Bagaimana dengan tunjangan daerah? Proporsi tertinggi untuk penilaian kinerja di keempat kabupaten/kota yang telah memberikan tunjangan kinerja daerah yaitu untuk kehadiran. Di DKI Jakarta memasukkan indikator serapan anggaran dan perilaku yang total merupakan 30% dari bobot tunjangan keseluruhan. Sementara itu, di Kota Jayapura dan Jayawijaya penerapan pembayaran berdasarkan kehadiran belum terlaksana secara optimal karena adanya pemutihan sehingga prosentase kehadiran tidak berdampak pada tunjangan daerah yang diterima.

Non-kapitasi

Dana non-kapitasi, yang seharusnya bisa memotivasi petugas untuk melaksanakan tindakan tertentu, misalnya: pemeriksaan kehamilan, persalinan normal, tindakan KB, IVA, dan pap smear. Namun hal itu tidak terjadi karena beberapa hal. Pertama, tidak banyak petugas yang menerima atau merasa menerima pendapatan dari dana non-kapitasi. Dari 22 dokter, 51 bidan dan 55 perawat, berturut-turut hanya 2, 6 dan 4 petugas saja yang pernah menerima dana non-kapitasi, dengan nominal Rp181ribu – Rp1,176ribu per petugas per bulan. Bisa saja banyak petugas yang tidak mengetahui bahwa dana yang diterimanya berasal dari non-kapitasi (biasanya pembayaran dijadikan satu dengan dana kapitasi), ataupun karena keterlambatan pembayaran yang mencapai 11 bulan pasca tindakan dilakukan.

Dana transport dari BOK

Pengganti uang transportasi bersumber BOK diberikan pada petugas yang turun ke lapangan atau melakukan kegiatan luar gedung. Nominal telah ditetapkan sesuai dengan peraturan daerah masing-masing yang berlaku. Sebagian petugas menganggap dana BOK ini insentif karena “pemberiannya berbeda bagi yang rajin melakukan kegiatan dengan yang malas”. Sedangkan sebagian lagi menganggap bahwa dana transportasi ini sekedar pengganti ongkos transportasi yang memang dikeluarkan oleh petugas yang turun ke lapangan.

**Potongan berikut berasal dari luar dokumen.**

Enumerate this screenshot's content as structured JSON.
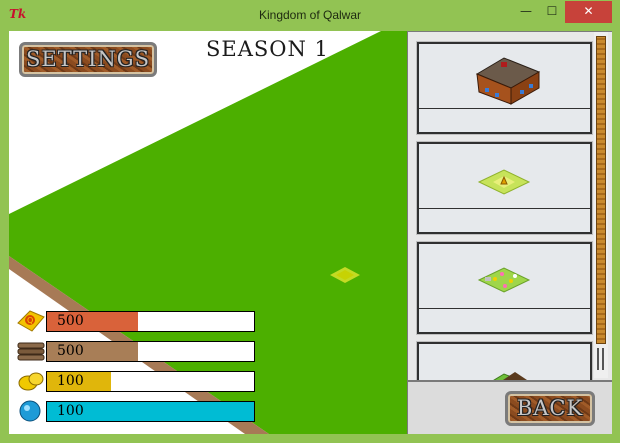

Dari semua sumber tersebut, apa yang menjadi insentif? Kapitasi telah memberikan insentif lebih bagi beban kerja tambahan penanggung jawab program dan dibayarkan tepat waktu, tetapi belum berdasarkan kinerja yang dilakukan. Sedangkan dana non-kapitasi dibayarkan sesuai dengan kinerja petugas dalam memberikan pelayanan tindakan terkait non-kapitasi, tetapi pembayarannya sangat lambat dan tidak banyak petugas mengetahui mengenai pembayaran non-kapitasi tersebut, baik keberadaan pendapatan dari non-kapitasi maupun cara penghitungannya. Dana transport dari BOK yang sebetulnya hanya dialokasikan untuk mengganti transportasi saat kegiatan luar gedung justru dianggap sebagai insentif oleh petugas.

Diskusi

Kepala Badan PPSDM Kemenkes RI, drg. Usman Sumantri, MSc, mengangkat isu mengenai adanya dual practice yang sesungguhnya permasalahan yang dihadapi oleh ‘user’ dari tenaga kesehatan. “Produksi tenaga dokter itu 11,000 per tahun, kalau pemerintah tidak sanggup menampung semua pegawa itu jadi pemerintah harus membuka peluang di swasta”, ungkap Usman. Dual practice ini seharusnya bisa dikelola lebih baik lagi dengan meratakan kepesertaan antara fasilitas Puskesmas dan swasta. “Lebih dari 20,000 FKTP yang sudah dikontrak BPJS Kesehatan, ada 9,774 Puskesmas yang dikontrak dengan 82.6% peserta terdaftar di Puskesmas”, lanjut Usman. Hal ini menimbulkan adanya ketimpangan dari aspek ‘demand’ terhadap tenaga kesehatan antara sektor pemerintah dan swasta. Pemerintah perlu mengambil tindak lanjut mengenai ‘pemanfaatan’ dari tenaga kesehatan ini. Regulasi tentang standar insentif tenaga kesehatan perlu diatur, terutama di sektor swasta.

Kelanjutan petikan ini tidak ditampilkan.